Substitute all the given values in the above equation.

$\begin{array}{c}{\mathrm{V}}_{\mathrm{C}}-{\mathrm{V}}_{\mathrm{A}}=\frac{43\times {10}^{-6}\text{\hspace{0.17em}C}(1.5\times {10}^{-3}\text{\hspace{0.17em}m})}{\mathrm{\pi }(8.85\times {10}^{-12}{\text{\hspace{0.17em}C}}^2\text{/N}\cdot {\text{m}}^2){\left(4\text{\hspace{0.17em}m}\right)}^2}\\ =144.92\text{\hspace{0.17em}N}\cdot \text{m/C}\times \left(\frac{1\text{\hspace{0.17em}V}}{1\text{\hspace{0.17em}N}\cdot \text{m/C}}\right)\\ =144.92\text{\hspace{0.17em}V}\end{array}$

Thus, the value of potential difference is $144.92\text{\hspace{0.17em}V}$.

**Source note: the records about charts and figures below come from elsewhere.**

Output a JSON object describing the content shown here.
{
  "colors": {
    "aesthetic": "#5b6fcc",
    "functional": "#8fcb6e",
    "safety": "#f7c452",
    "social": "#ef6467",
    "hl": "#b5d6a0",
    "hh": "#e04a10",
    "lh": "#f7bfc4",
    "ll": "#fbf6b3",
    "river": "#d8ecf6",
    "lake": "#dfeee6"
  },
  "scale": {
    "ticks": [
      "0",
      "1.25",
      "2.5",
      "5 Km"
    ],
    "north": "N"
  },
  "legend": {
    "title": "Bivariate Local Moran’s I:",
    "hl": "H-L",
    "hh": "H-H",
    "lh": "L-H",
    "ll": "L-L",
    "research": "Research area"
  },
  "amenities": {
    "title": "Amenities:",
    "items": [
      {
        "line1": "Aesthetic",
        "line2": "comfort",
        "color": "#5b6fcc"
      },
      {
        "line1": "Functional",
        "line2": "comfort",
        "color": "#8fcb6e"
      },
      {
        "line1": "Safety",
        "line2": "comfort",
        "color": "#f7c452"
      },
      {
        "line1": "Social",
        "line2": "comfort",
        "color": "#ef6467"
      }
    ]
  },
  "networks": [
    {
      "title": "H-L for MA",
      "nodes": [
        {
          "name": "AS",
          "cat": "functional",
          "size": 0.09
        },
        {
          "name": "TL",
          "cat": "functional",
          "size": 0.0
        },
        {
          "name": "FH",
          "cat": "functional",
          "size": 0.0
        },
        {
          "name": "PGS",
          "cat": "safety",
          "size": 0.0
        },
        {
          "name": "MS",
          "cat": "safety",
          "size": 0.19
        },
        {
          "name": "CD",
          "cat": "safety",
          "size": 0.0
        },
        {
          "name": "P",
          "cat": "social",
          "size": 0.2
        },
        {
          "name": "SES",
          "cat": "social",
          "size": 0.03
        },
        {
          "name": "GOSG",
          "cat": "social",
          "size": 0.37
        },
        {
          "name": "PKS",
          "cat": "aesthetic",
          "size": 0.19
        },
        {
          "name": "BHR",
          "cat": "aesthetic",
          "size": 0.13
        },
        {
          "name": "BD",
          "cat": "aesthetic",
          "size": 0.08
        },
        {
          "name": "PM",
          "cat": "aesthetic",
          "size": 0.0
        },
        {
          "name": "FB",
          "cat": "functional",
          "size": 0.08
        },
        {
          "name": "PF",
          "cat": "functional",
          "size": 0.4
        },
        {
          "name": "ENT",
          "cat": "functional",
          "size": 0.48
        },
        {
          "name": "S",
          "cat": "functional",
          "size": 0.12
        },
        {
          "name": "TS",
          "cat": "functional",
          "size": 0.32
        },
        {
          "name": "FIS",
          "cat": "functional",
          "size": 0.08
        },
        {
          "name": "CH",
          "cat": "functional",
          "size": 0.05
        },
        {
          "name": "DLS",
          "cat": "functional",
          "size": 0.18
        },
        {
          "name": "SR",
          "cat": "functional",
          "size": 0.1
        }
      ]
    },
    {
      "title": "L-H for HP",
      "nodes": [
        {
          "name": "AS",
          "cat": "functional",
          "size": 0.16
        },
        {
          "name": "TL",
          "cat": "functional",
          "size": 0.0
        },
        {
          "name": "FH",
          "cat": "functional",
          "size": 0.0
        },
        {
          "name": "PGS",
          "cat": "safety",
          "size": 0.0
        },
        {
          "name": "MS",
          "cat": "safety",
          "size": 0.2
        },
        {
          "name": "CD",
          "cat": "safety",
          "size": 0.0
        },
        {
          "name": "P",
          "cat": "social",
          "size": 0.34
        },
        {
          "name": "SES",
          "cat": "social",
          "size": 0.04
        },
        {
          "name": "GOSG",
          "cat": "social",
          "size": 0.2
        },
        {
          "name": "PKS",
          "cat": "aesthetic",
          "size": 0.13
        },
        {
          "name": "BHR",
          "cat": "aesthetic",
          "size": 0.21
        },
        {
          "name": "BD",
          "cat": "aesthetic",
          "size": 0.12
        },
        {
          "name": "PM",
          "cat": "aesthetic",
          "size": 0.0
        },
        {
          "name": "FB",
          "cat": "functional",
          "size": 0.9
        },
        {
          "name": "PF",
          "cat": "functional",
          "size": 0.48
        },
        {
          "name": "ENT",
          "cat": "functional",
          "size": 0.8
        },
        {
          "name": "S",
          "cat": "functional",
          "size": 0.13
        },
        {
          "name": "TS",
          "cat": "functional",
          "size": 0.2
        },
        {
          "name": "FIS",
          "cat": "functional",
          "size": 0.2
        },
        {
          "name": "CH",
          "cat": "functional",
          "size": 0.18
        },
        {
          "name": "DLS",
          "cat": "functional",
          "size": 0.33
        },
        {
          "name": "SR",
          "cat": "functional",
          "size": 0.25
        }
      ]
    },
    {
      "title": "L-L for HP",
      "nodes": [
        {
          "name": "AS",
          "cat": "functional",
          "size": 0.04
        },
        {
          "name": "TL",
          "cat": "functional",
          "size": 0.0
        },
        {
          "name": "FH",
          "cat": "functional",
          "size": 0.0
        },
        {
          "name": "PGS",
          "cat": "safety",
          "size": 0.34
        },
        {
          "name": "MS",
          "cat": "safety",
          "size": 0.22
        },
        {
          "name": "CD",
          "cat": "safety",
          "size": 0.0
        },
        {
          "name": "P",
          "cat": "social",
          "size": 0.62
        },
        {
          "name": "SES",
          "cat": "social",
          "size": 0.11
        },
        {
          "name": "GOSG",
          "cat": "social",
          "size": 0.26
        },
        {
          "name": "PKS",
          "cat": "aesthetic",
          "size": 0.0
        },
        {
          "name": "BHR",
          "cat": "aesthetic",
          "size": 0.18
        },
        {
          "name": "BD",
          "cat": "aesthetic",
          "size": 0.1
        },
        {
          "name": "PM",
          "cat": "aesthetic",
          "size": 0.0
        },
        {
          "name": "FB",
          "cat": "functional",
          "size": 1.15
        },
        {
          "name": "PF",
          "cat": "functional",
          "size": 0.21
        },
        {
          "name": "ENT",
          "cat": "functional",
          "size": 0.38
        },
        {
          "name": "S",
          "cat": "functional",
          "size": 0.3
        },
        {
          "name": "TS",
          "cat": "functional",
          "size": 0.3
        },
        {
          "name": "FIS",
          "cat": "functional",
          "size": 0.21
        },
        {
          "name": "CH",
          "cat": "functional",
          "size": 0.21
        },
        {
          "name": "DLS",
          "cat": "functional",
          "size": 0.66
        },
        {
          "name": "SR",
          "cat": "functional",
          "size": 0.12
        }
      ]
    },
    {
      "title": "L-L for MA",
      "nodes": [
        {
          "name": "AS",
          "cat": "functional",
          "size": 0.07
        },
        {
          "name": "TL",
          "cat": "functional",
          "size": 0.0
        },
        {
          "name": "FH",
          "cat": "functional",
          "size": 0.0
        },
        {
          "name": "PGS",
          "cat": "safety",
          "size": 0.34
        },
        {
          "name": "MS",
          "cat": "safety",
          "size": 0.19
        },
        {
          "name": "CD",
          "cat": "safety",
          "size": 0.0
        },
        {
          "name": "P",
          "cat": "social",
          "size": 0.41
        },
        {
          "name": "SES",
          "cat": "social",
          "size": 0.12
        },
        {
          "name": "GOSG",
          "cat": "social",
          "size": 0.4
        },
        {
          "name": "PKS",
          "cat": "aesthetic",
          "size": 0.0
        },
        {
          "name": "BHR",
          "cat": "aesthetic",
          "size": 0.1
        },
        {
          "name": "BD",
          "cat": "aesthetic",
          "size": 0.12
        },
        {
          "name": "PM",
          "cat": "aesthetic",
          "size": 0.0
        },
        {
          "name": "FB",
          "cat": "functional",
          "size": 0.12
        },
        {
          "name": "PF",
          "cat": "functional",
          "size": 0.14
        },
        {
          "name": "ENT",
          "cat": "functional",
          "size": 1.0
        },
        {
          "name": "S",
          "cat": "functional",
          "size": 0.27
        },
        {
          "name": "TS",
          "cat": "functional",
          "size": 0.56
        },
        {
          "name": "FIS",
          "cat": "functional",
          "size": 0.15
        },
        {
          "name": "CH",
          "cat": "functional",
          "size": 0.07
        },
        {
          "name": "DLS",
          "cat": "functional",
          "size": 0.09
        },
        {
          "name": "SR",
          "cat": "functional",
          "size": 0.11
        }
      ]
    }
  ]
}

(c) Determination of potential difference between point A to A will always be zero irrespective of any path.

The potential difference along a closed loop is zero. on choosing two paths, the first is from A to B to C to D to A, and the second is from A to C to D to A. The potential difference along the axis is always zero. Potential difference for the first path is given by,

$\begin{array}{c}\mathrm{\Delta V}=({\mathrm{V}}_{\mathrm{B}}-{\mathrm{V}}_{\mathrm{A}})+({\mathrm{V}}_{\mathrm{C}}-{\mathrm{V}}_{\mathrm{B}})+({\mathrm{V}}_{\mathrm{D}}-{\mathrm{V}}_{\mathrm{C}})+({\mathrm{V}}_{\mathrm{A}}-{\mathrm{V}}_{\mathrm{D}})\\ =({\mathrm{V}}_{\mathrm{B}}-{\mathrm{V}}_{\mathrm{A}})+({\mathrm{V}}_{\mathrm{A}}-{\mathrm{V}}_{\mathrm{D}})\\ =\frac{{\mathrm{Qs}}_1}{{\mathrm{\pi \epsilon }}_0{\mathrm{R}}^2}-\frac{{\mathrm{Qs}}_1}{{\mathrm{\pi \epsilon }}_0{\mathrm{R}}^2}\\ =0\end{array}$

Potential for second path is given by,

$\begin{array}{c}\mathrm{\Delta V}=({\mathrm{V}}_{\mathrm{C}}-{\mathrm{V}}_{\mathrm{A}})+({\mathrm{V}}_{\mathrm{D}}-{\mathrm{V}}_{\mathrm{C}})+({\mathrm{V}}_{\mathrm{A}}-{\mathrm{V}}_{\mathrm{D}})\\ =({\mathrm{V}}_{\mathrm{C}}-{\mathrm{V}}_{\mathrm{A}})+({\mathrm{V}}_{\mathrm{D}}-{\mathrm{V}}_{\mathrm{C}})\\ =-{\mathrm{E}}_{\mathrm{x}}({\mathrm{x}}_{\mathrm{C}}-{\mathrm{x}}_{\mathrm{A}})-{\mathrm{E}}_{\mathrm{x}}({\mathrm{x}}_{\mathrm{D}}-{\mathrm{x}}_{\mathrm{C}})\\ =-\frac{\mathrm{Q}}{{\mathrm{A\epsilon }}_0}(-{\mathrm{s}}_1)-\frac{\mathrm{Q}}{{\mathrm{A\epsilon }}_0}\left({\mathrm{s}}_1\right)\\ =0\end{array}$

Thus, it is proved that the potential difference in any path forming a close loop is zero.